Tot die conclusie komt Buck Consultants International, dat onderzoek deed naar de internationale kenniswerkers, die dankzij hun specifieke vakkennis van toegevoegde waarde zijn voor de Nederlandse arbeidsmarkt en de groei van de economie. ‘Maar de feiten zijn dat Nederland verhoudingsgewijs helemaal niet zo goed scoort bij het aantrekken van buitenlanders met specifieke kennis.’

Het aantal kenniswerkers in Nederland bedraagt ruim 100.000 personen, het aantal buitenlandse niet-kenniswerkers (arbeidsmigranten met aanzienlijk lager salaris) is ruim vijf keer zo groot.  Het aantal hoogopgeleiden onder migrantenwerkers komt daarmee uit op 16%. Dat is relatief laag in vergelijking met Ierland (45%), Verenigd Koninkrijk (33%) en de Verenigde Staten (35%). Het aandeel buitenlandse kenniswerkers in het totale aantal kenniswerkers in Nederland ligt met 3,4% onder het EU-gemiddelde van 8,5%.

 

Kenniswerker vertrekt snel

Bovendien blijven de internationale kenniswerkers relatief kort: na drie jaar is 20% van de internationale kenniswerkers weer vertrokken, van de buitenlandse promovendi is na tien jaar nog maar 32% werkzaam in Nederland (VS: 62%), en van de internationale afgestudeerden van hogescholen en universiteiten werkt na drie tot vijf jaar nog maar 25 tot 30% in Nederland.

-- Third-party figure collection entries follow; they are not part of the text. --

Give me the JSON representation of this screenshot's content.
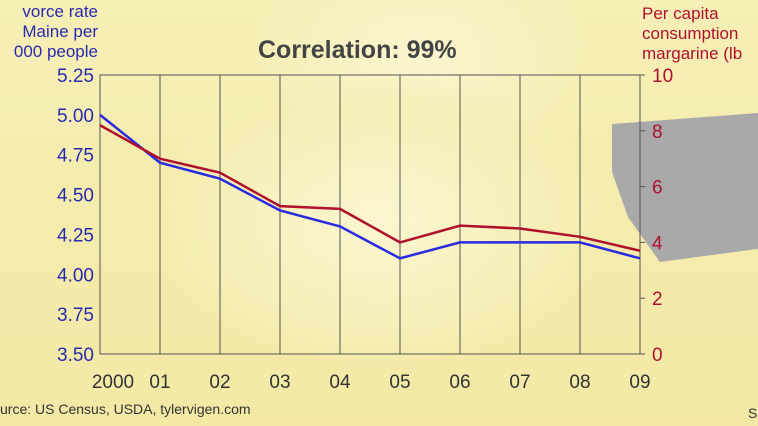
{
  "chart_data": {
    "type": "line",
    "title": "Correlation: 99%",
    "ylabel_left": [
      "vorce rate",
      "Maine per",
      "000 people"
    ],
    "ylabel_right": [
      "Per capita",
      "consumption",
      "margarine (lb"
    ],
    "categories": [
      "2000",
      "01",
      "02",
      "03",
      "04",
      "05",
      "06",
      "07",
      "08",
      "09"
    ],
    "ylim_left": [
      3.5,
      5.25
    ],
    "yticks_left": [
      "5.25",
      "5.00",
      "4.75",
      "4.50",
      "4.25",
      "4.00",
      "3.75",
      "3.50"
    ],
    "ylim_right": [
      0,
      10
    ],
    "yticks_right": [
      "10",
      "8",
      "6",
      "4",
      "2",
      "0"
    ],
    "series": [
      {
        "name": "Divorce rate in Maine",
        "axis": "left",
        "color": "#2a2ae0",
        "values": [
          5.0,
          4.7,
          4.6,
          4.4,
          4.3,
          4.1,
          4.2,
          4.2,
          4.2,
          4.1
        ]
      },
      {
        "name": "Per capita consumption of margarine",
        "axis": "right",
        "color": "#b0102a",
        "values": [
          8.2,
          7.0,
          6.5,
          5.3,
          5.2,
          4.0,
          4.6,
          4.5,
          4.2,
          3.7
        ]
      }
    ],
    "grid": "vertical",
    "source": "urce: US Census, USDA, tylervigen.com",
    "corner_text": "S"
  }
}
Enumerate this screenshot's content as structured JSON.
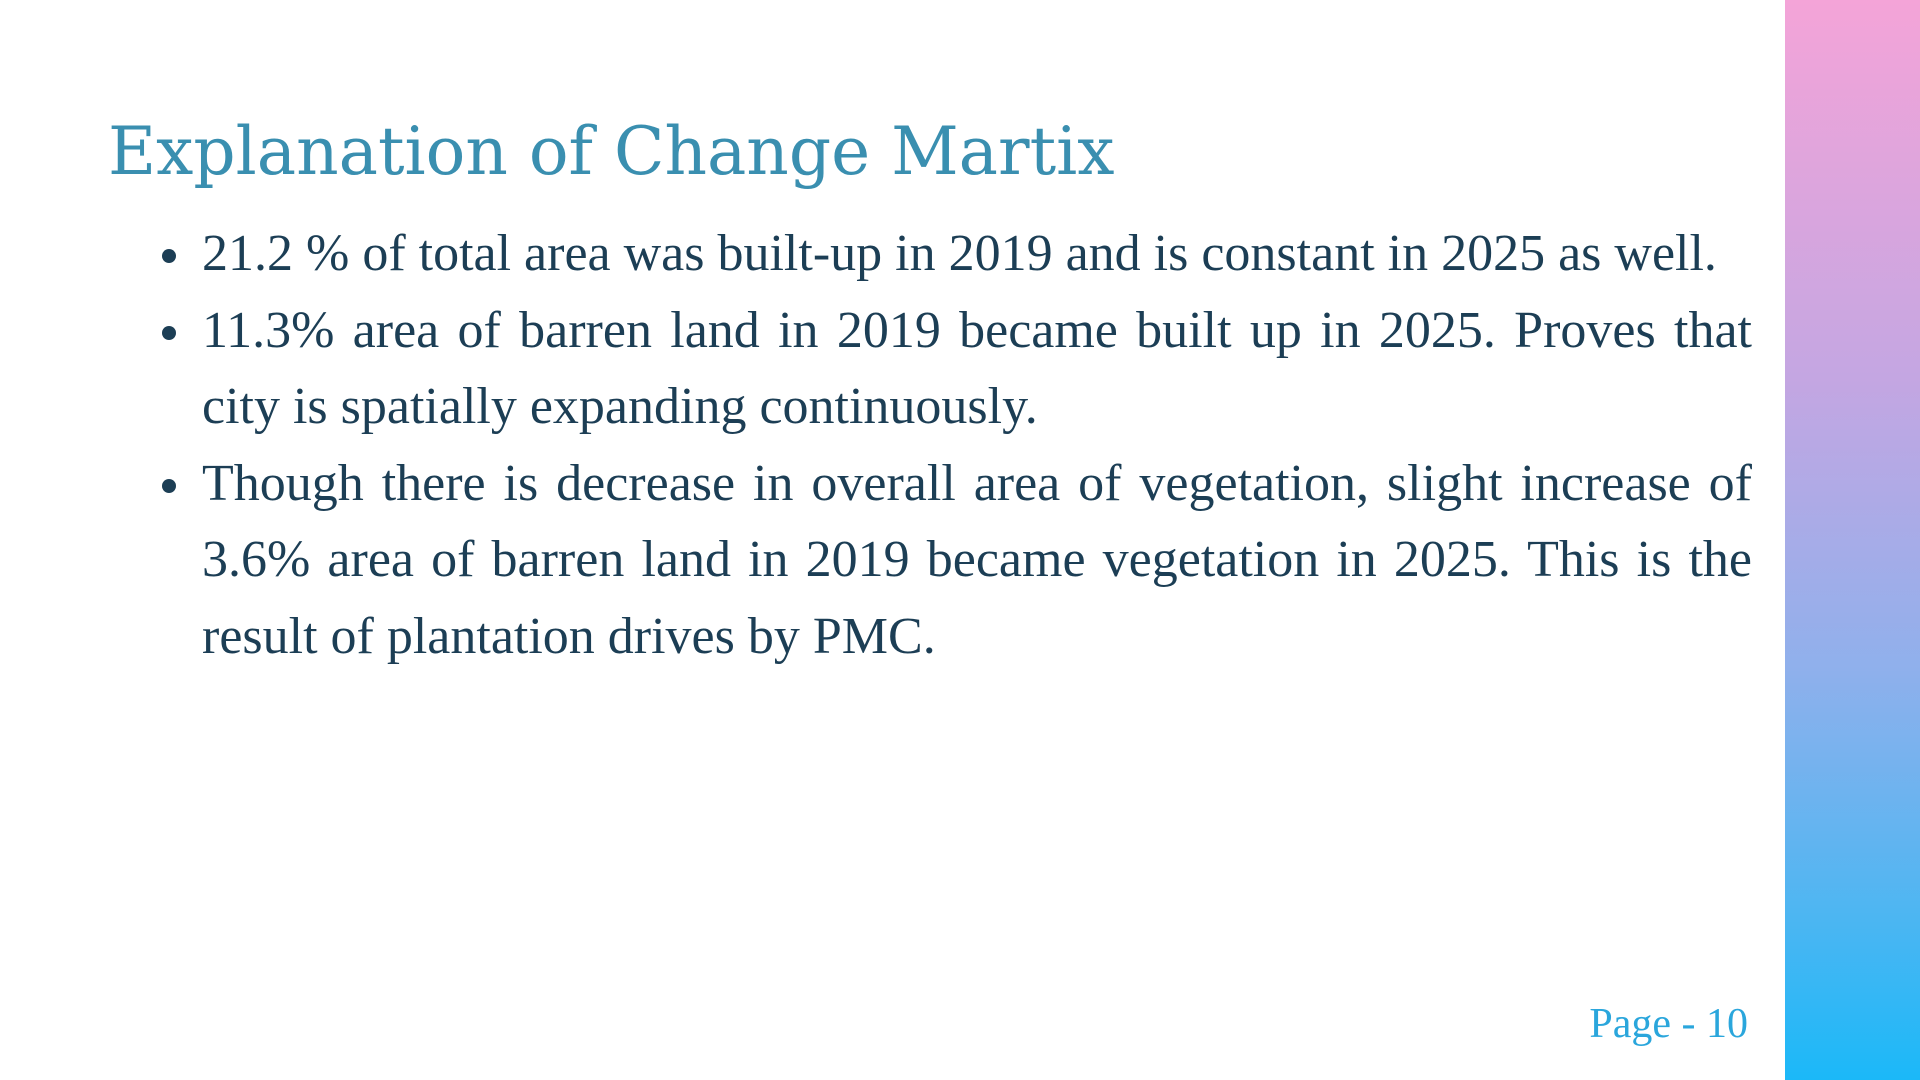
{
  "slide": {
    "title": "Explanation of Change Martix",
    "bullets": [
      "21.2 % of total area was built-up in 2019 and is constant in 2025 as well.",
      "11.3% area of barren land in 2019 became built up in 2025. Proves that city is spatially expanding continuously.",
      "Though there is decrease in overall area of vegetation, slight increase of 3.6% area of barren land in 2019 became vegetation in 2025. This is the result of plantation drives by PMC."
    ],
    "page_number": "Page - 10"
  },
  "colors": {
    "title": "#3a8fb0",
    "body_text": "#1c3e55",
    "page_number": "#2aa6dc",
    "side_bar_top": "#f4a4d8",
    "side_bar_bottom": "#1bb8f8"
  }
}
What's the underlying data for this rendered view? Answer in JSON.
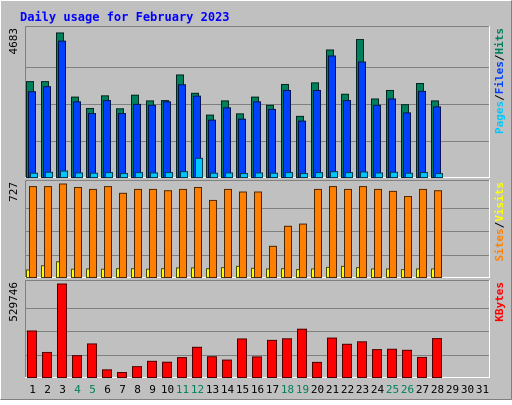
{
  "colors": {
    "background": "#c0c0c0",
    "hits": "#00805c",
    "files": "#0040ff",
    "pages": "#00c8ff",
    "visits": "#ffff00",
    "sites": "#ff8000",
    "kbytes": "#ff0000",
    "title": "#0000ff",
    "weekend_day": "#00805c",
    "weekday": "#000000"
  },
  "chart_data": {
    "type": "bar",
    "title": "Daily usage for February 2023",
    "days": [
      "1",
      "2",
      "3",
      "4",
      "5",
      "6",
      "7",
      "8",
      "9",
      "10",
      "11",
      "12",
      "13",
      "14",
      "15",
      "16",
      "17",
      "18",
      "19",
      "20",
      "21",
      "22",
      "23",
      "24",
      "25",
      "26",
      "27",
      "28",
      "29",
      "30",
      "31"
    ],
    "weekend_days": [
      "4",
      "5",
      "11",
      "12",
      "18",
      "19",
      "25",
      "26"
    ],
    "grid": true,
    "panels": [
      {
        "id": "pages-files-hits",
        "max_label": "4683",
        "ylim": [
          0,
          4683
        ],
        "legend": [
          "Pages",
          "Files",
          "Hits"
        ],
        "series": [
          {
            "name": "Hits",
            "color_key": "hits",
            "values": [
              3050,
              3050,
              4590,
              2560,
              2200,
              2600,
              2190,
              2620,
              2440,
              2450,
              3260,
              2680,
              1990,
              2440,
              2030,
              2560,
              2300,
              2960,
              1950,
              3010,
              4050,
              2650,
              4380,
              2500,
              2770,
              2320,
              2990,
              2440,
              0,
              0,
              0
            ]
          },
          {
            "name": "Files",
            "color_key": "files",
            "values": [
              2730,
              2890,
              4330,
              2410,
              2040,
              2450,
              2040,
              2330,
              2300,
              2410,
              2950,
              2590,
              1830,
              2220,
              1860,
              2410,
              2170,
              2770,
              1800,
              2770,
              3860,
              2450,
              3670,
              2300,
              2500,
              2060,
              2740,
              2250,
              0,
              0,
              0
            ]
          },
          {
            "name": "Pages",
            "color_key": "pages",
            "values": [
              150,
              180,
              220,
              160,
              150,
              170,
              140,
              170,
              160,
              170,
              200,
              620,
              150,
              160,
              140,
              160,
              150,
              170,
              140,
              170,
              200,
              170,
              190,
              160,
              180,
              150,
              170,
              140,
              0,
              0,
              0
            ]
          }
        ]
      },
      {
        "id": "sites-visits",
        "max_label": "727",
        "ylim": [
          0,
          727
        ],
        "legend": [
          "Sites",
          "Visits"
        ],
        "series": [
          {
            "name": "Visits",
            "color_key": "visits",
            "values": [
              62,
              95,
              125,
              68,
              70,
              68,
              72,
              72,
              68,
              72,
              78,
              78,
              72,
              80,
              90,
              75,
              70,
              72,
              65,
              70,
              82,
              90,
              80,
              70,
              70,
              65,
              70,
              70,
              0,
              0,
              0
            ]
          },
          {
            "name": "Sites",
            "color_key": "sites",
            "values": [
              707,
              707,
              727,
              700,
              685,
              707,
              655,
              685,
              685,
              675,
              685,
              700,
              600,
              685,
              665,
              665,
              245,
              400,
              417,
              685,
              707,
              685,
              707,
              685,
              670,
              630,
              685,
              675,
              0,
              0,
              0
            ]
          }
        ]
      },
      {
        "id": "kbytes",
        "max_label": "529746",
        "ylim": [
          0,
          529746
        ],
        "legend": [
          "KBytes"
        ],
        "series": [
          {
            "name": "KBytes",
            "color_key": "kbytes",
            "values": [
              265000,
              144000,
              529746,
              126000,
              192000,
              46000,
              31000,
              64000,
              94000,
              89000,
              115000,
              173000,
              120000,
              101000,
              220000,
              119000,
              212000,
              221000,
              275000,
              88000,
              225000,
              190000,
              204000,
              160000,
              162000,
              156000,
              116000,
              222000,
              0,
              0,
              0
            ]
          }
        ]
      }
    ]
  }
}
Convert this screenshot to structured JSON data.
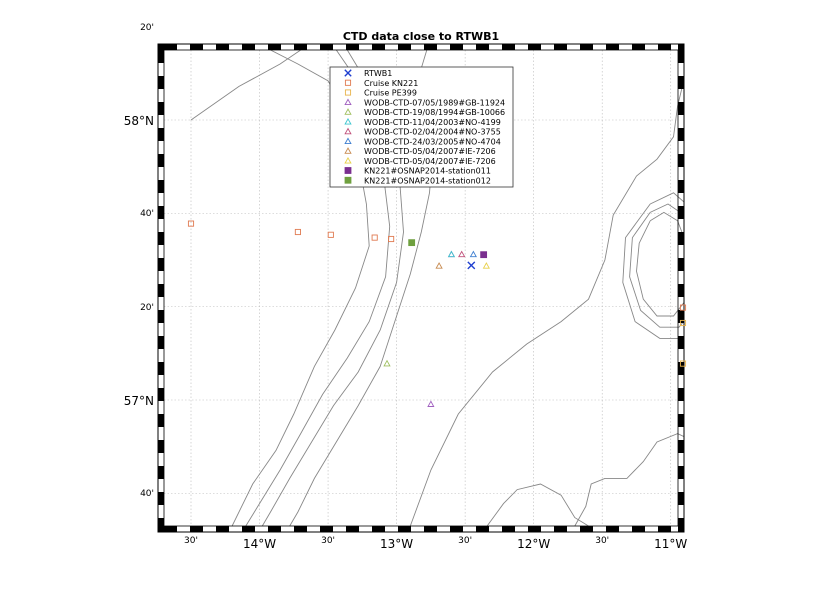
{
  "title": "CTD data close to RTWB1",
  "map": {
    "lon_range": [
      -14.5,
      -10.75
    ],
    "lat_range": [
      56.55,
      58.25
    ],
    "lon_ticks": [
      {
        "value": -14.5,
        "label": "30'",
        "major": false
      },
      {
        "value": -14.0,
        "label": "14°W",
        "major": true
      },
      {
        "value": -13.5,
        "label": "30'",
        "major": false
      },
      {
        "value": -13.0,
        "label": "13°W",
        "major": true
      },
      {
        "value": -12.5,
        "label": "30'",
        "major": false
      },
      {
        "value": -12.0,
        "label": "12°W",
        "major": true
      },
      {
        "value": -11.5,
        "label": "30'",
        "major": false
      },
      {
        "value": -11.0,
        "label": "11°W",
        "major": true
      }
    ],
    "lat_ticks": [
      {
        "value": 58.333,
        "label": "20'",
        "major": false
      },
      {
        "value": 58.0,
        "label": "58°N",
        "major": true
      },
      {
        "value": 57.667,
        "label": "40'",
        "major": false
      },
      {
        "value": 57.333,
        "label": "20'",
        "major": false
      },
      {
        "value": 57.0,
        "label": "57°N",
        "major": true
      },
      {
        "value": 56.667,
        "label": "40'",
        "major": false
      }
    ]
  },
  "legend": [
    {
      "label": "RTWB1",
      "marker": "x",
      "color": "#1f3fd0"
    },
    {
      "label": "Cruise KN221",
      "marker": "square-open",
      "color": "#e07a50"
    },
    {
      "label": "Cruise PE399",
      "marker": "square-open",
      "color": "#e8b24a"
    },
    {
      "label": "WODB-CTD-07/05/1989#GB-11924",
      "marker": "triangle-open",
      "color": "#a05fbf"
    },
    {
      "label": "WODB-CTD-19/08/1994#GB-10066",
      "marker": "triangle-open",
      "color": "#9fbf5f"
    },
    {
      "label": "WODB-CTD-11/04/2003#NO-4199",
      "marker": "triangle-open",
      "color": "#3fc7d0"
    },
    {
      "label": "WODB-CTD-02/04/2004#NO-3755",
      "marker": "triangle-open",
      "color": "#c0507a"
    },
    {
      "label": "WODB-CTD-24/03/2005#NO-4704",
      "marker": "triangle-open",
      "color": "#3f7fd0"
    },
    {
      "label": "WODB-CTD-05/04/2007#IE-7206",
      "marker": "triangle-open",
      "color": "#c78a50"
    },
    {
      "label": "WODB-CTD-05/04/2007#IE-7206",
      "marker": "triangle-open",
      "color": "#e8d04a"
    },
    {
      "label": "KN221#OSNAP2014-station011",
      "marker": "square-filled",
      "color": "#7a2f8f"
    },
    {
      "label": "KN221#OSNAP2014-station012",
      "marker": "square-filled",
      "color": "#6fa03f"
    }
  ],
  "points": [
    {
      "series": "RTWB1",
      "marker": "x",
      "color": "#1f3fd0",
      "lon": -12.455,
      "lat": 57.481
    },
    {
      "series": "Cruise KN221",
      "marker": "square-open",
      "color": "#e07a50",
      "lon": -14.5,
      "lat": 57.63
    },
    {
      "series": "Cruise KN221",
      "marker": "square-open",
      "color": "#e07a50",
      "lon": -13.72,
      "lat": 57.6
    },
    {
      "series": "Cruise KN221",
      "marker": "square-open",
      "color": "#e07a50",
      "lon": -13.48,
      "lat": 57.59
    },
    {
      "series": "Cruise KN221",
      "marker": "square-open",
      "color": "#e07a50",
      "lon": -13.16,
      "lat": 57.58
    },
    {
      "series": "Cruise KN221",
      "marker": "square-open",
      "color": "#e07a50",
      "lon": -13.04,
      "lat": 57.575
    },
    {
      "series": "Cruise KN221",
      "marker": "square-open",
      "color": "#e07a50",
      "lon": -10.77,
      "lat": 57.33
    },
    {
      "series": "Cruise PE399",
      "marker": "square-open",
      "color": "#e8b24a",
      "lon": -10.77,
      "lat": 57.275
    },
    {
      "series": "Cruise PE399",
      "marker": "square-open",
      "color": "#e8b24a",
      "lon": -10.77,
      "lat": 57.13
    },
    {
      "series": "WODB-CTD-07/05/1989#GB-11924",
      "marker": "triangle-open",
      "color": "#a05fbf",
      "lon": -12.6,
      "lat": 57.52
    },
    {
      "series": "WODB-CTD-07/05/1989#GB-11924",
      "marker": "triangle-open",
      "color": "#a05fbf",
      "lon": -12.75,
      "lat": 56.985
    },
    {
      "series": "WODB-CTD-19/08/1994#GB-10066",
      "marker": "triangle-open",
      "color": "#9fbf5f",
      "lon": -13.07,
      "lat": 57.13
    },
    {
      "series": "WODB-CTD-11/04/2003#NO-4199",
      "marker": "triangle-open",
      "color": "#3fc7d0",
      "lon": -12.6,
      "lat": 57.52
    },
    {
      "series": "WODB-CTD-02/04/2004#NO-3755",
      "marker": "triangle-open",
      "color": "#c0507a",
      "lon": -12.525,
      "lat": 57.52
    },
    {
      "series": "WODB-CTD-24/03/2005#NO-4704",
      "marker": "triangle-open",
      "color": "#3f7fd0",
      "lon": -12.44,
      "lat": 57.52
    },
    {
      "series": "WODB-CTD-05/04/2007#IE-7206",
      "marker": "triangle-open",
      "color": "#c78a50",
      "lon": -12.69,
      "lat": 57.479
    },
    {
      "series": "WODB-CTD-05/04/2007#IE-7206",
      "marker": "triangle-open",
      "color": "#e8d04a",
      "lon": -12.345,
      "lat": 57.479
    },
    {
      "series": "KN221#OSNAP2014-station011",
      "marker": "square-filled",
      "color": "#7a2f8f",
      "lon": -12.365,
      "lat": 57.519
    },
    {
      "series": "KN221#OSNAP2014-station012",
      "marker": "square-filled",
      "color": "#6fa03f",
      "lon": -12.89,
      "lat": 57.562
    }
  ],
  "contours": [
    [
      [
        -14.5,
        58.0
      ],
      [
        -14.15,
        58.12
      ],
      [
        -13.85,
        58.2
      ],
      [
        -13.7,
        58.25
      ]
    ],
    [
      [
        -13.92,
        58.25
      ],
      [
        -13.72,
        58.2
      ],
      [
        -13.5,
        58.14
      ],
      [
        -13.34,
        58.0
      ],
      [
        -13.28,
        57.86
      ],
      [
        -13.22,
        57.7
      ],
      [
        -13.2,
        57.55
      ],
      [
        -13.3,
        57.4
      ],
      [
        -13.45,
        57.25
      ],
      [
        -13.6,
        57.12
      ],
      [
        -13.75,
        56.95
      ],
      [
        -13.88,
        56.82
      ],
      [
        -14.05,
        56.7
      ],
      [
        -14.2,
        56.55
      ]
    ],
    [
      [
        -13.44,
        58.25
      ],
      [
        -13.3,
        58.15
      ],
      [
        -13.16,
        58.0
      ],
      [
        -13.1,
        57.82
      ],
      [
        -13.05,
        57.62
      ],
      [
        -13.08,
        57.44
      ],
      [
        -13.2,
        57.28
      ],
      [
        -13.36,
        57.15
      ],
      [
        -13.54,
        57.02
      ],
      [
        -13.7,
        56.88
      ],
      [
        -13.85,
        56.75
      ],
      [
        -14.0,
        56.63
      ],
      [
        -14.1,
        56.55
      ]
    ],
    [
      [
        -13.36,
        58.25
      ],
      [
        -13.2,
        58.12
      ],
      [
        -13.05,
        57.98
      ],
      [
        -12.98,
        57.8
      ],
      [
        -12.95,
        57.6
      ],
      [
        -13.0,
        57.42
      ],
      [
        -13.12,
        57.25
      ],
      [
        -13.28,
        57.1
      ],
      [
        -13.46,
        56.98
      ],
      [
        -13.62,
        56.85
      ],
      [
        -13.78,
        56.72
      ],
      [
        -13.92,
        56.6
      ],
      [
        -13.98,
        56.55
      ]
    ],
    [
      [
        -12.78,
        58.25
      ],
      [
        -12.86,
        58.12
      ],
      [
        -12.82,
        58.0
      ],
      [
        -12.74,
        57.86
      ],
      [
        -12.76,
        57.74
      ],
      [
        -12.82,
        57.6
      ],
      [
        -12.9,
        57.45
      ],
      [
        -13.0,
        57.3
      ],
      [
        -13.12,
        57.12
      ],
      [
        -13.28,
        56.98
      ],
      [
        -13.44,
        56.85
      ],
      [
        -13.6,
        56.72
      ],
      [
        -13.72,
        56.6
      ],
      [
        -13.78,
        56.55
      ]
    ],
    [
      [
        -12.34,
        56.55
      ],
      [
        -12.22,
        56.63
      ],
      [
        -12.12,
        56.68
      ],
      [
        -11.95,
        56.7
      ],
      [
        -11.8,
        56.66
      ],
      [
        -11.7,
        56.58
      ],
      [
        -11.6,
        56.55
      ]
    ],
    [
      [
        -11.7,
        56.55
      ],
      [
        -11.62,
        56.62
      ],
      [
        -11.58,
        56.7
      ],
      [
        -11.48,
        56.72
      ],
      [
        -11.32,
        56.72
      ],
      [
        -11.2,
        56.78
      ],
      [
        -11.1,
        56.85
      ],
      [
        -10.95,
        56.88
      ],
      [
        -10.82,
        56.85
      ],
      [
        -10.75,
        56.82
      ]
    ],
    [
      [
        -12.9,
        56.55
      ],
      [
        -12.75,
        56.75
      ],
      [
        -12.55,
        56.95
      ],
      [
        -12.3,
        57.1
      ],
      [
        -12.05,
        57.2
      ],
      [
        -11.8,
        57.28
      ],
      [
        -11.6,
        57.36
      ],
      [
        -11.48,
        57.5
      ],
      [
        -11.42,
        57.66
      ],
      [
        -11.25,
        57.8
      ],
      [
        -11.1,
        57.86
      ],
      [
        -10.98,
        57.94
      ],
      [
        -10.95,
        58.05
      ],
      [
        -10.9,
        58.15
      ],
      [
        -10.8,
        58.2
      ],
      [
        -10.75,
        58.22
      ]
    ],
    [
      [
        -11.15,
        57.64
      ],
      [
        -11.05,
        57.67
      ],
      [
        -10.95,
        57.64
      ],
      [
        -10.88,
        57.55
      ],
      [
        -10.86,
        57.45
      ],
      [
        -10.9,
        57.35
      ],
      [
        -10.98,
        57.3
      ],
      [
        -11.1,
        57.3
      ],
      [
        -11.2,
        57.36
      ],
      [
        -11.25,
        57.46
      ],
      [
        -11.23,
        57.56
      ],
      [
        -11.15,
        57.64
      ]
    ],
    [
      [
        -11.15,
        57.67
      ],
      [
        -11.02,
        57.7
      ],
      [
        -10.9,
        57.66
      ],
      [
        -10.82,
        57.56
      ],
      [
        -10.8,
        57.44
      ],
      [
        -10.84,
        57.32
      ],
      [
        -10.94,
        57.26
      ],
      [
        -11.08,
        57.26
      ],
      [
        -11.22,
        57.32
      ],
      [
        -11.3,
        57.44
      ],
      [
        -11.28,
        57.58
      ],
      [
        -11.15,
        57.67
      ]
    ],
    [
      [
        -11.15,
        57.7
      ],
      [
        -10.98,
        57.74
      ],
      [
        -10.84,
        57.68
      ],
      [
        -10.76,
        57.56
      ],
      [
        -10.75,
        57.42
      ],
      [
        -10.78,
        57.3
      ],
      [
        -10.9,
        57.22
      ],
      [
        -11.08,
        57.22
      ],
      [
        -11.26,
        57.28
      ],
      [
        -11.35,
        57.42
      ],
      [
        -11.33,
        57.58
      ],
      [
        -11.15,
        57.7
      ]
    ]
  ]
}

‘De combinatie van weinig aantrekkingskracht op internationals en weinig ‘blijfkracht’ noopt tot actie’, vindt René Buck. Hij wijst op de relatief open houding ten opzichte van het buitenland, het wijdverbreide gebruik van de Engelse taal en speciale belastingfaciliteiten voor expats, in combinatie met het woon- en leefklimaat tegen internationaal gezien redelijke kosten, het goede voorzieningenniveau en de gunstige bereikbaarheid nog bij. ‘Dat maakt Nederland wel degelijk attractief.’

Concurrentie is groot

Het actieprogramma is opgesteld om internationals naar Nederland te trekken en te behouden. Volgens Buck zijn op diverse fronten acties noodzakelijk. Zo moet op landelijk niveau de branding van Nederland als ‘talent hub’ met meer vaart worden opgepakt. De internationale concurrentie is groot. Verder spelen voor wetenschappelijke onderzoekers ‘top-technologisch onderzoek en dito faciliteiten’ een rol bij hun carrièrekeuze. Het wegnemen van drempels is daarin wenselijk. ‘Maar voor alle buitenlandse geïnteresseerden blijken de in Nederland geldende toelatingsprocedures en -kosten in de praktijk lastig.’

Ook voor steden is er werk aan de winkel, bijvoorbeeld op het gebied van betaalbare woonruimte. Verder rept het opgestelde actieprogramma over een expatcenter waar praktische informatie over gezondheidszorg en belastingen in het Engels beschikbaar is. ‘Maar ook andere relatief eenvoudig op te zetten initiatieven helpen: een stedelijk of regionaal platform van HR-medewerkers die te maken krijgen met medewerkers uit het buitenland, het begeleiden van internationale studenten en promovendi naar werk of een eigen start-up in Nederland en het opzetten van een actief alumnibeleid.’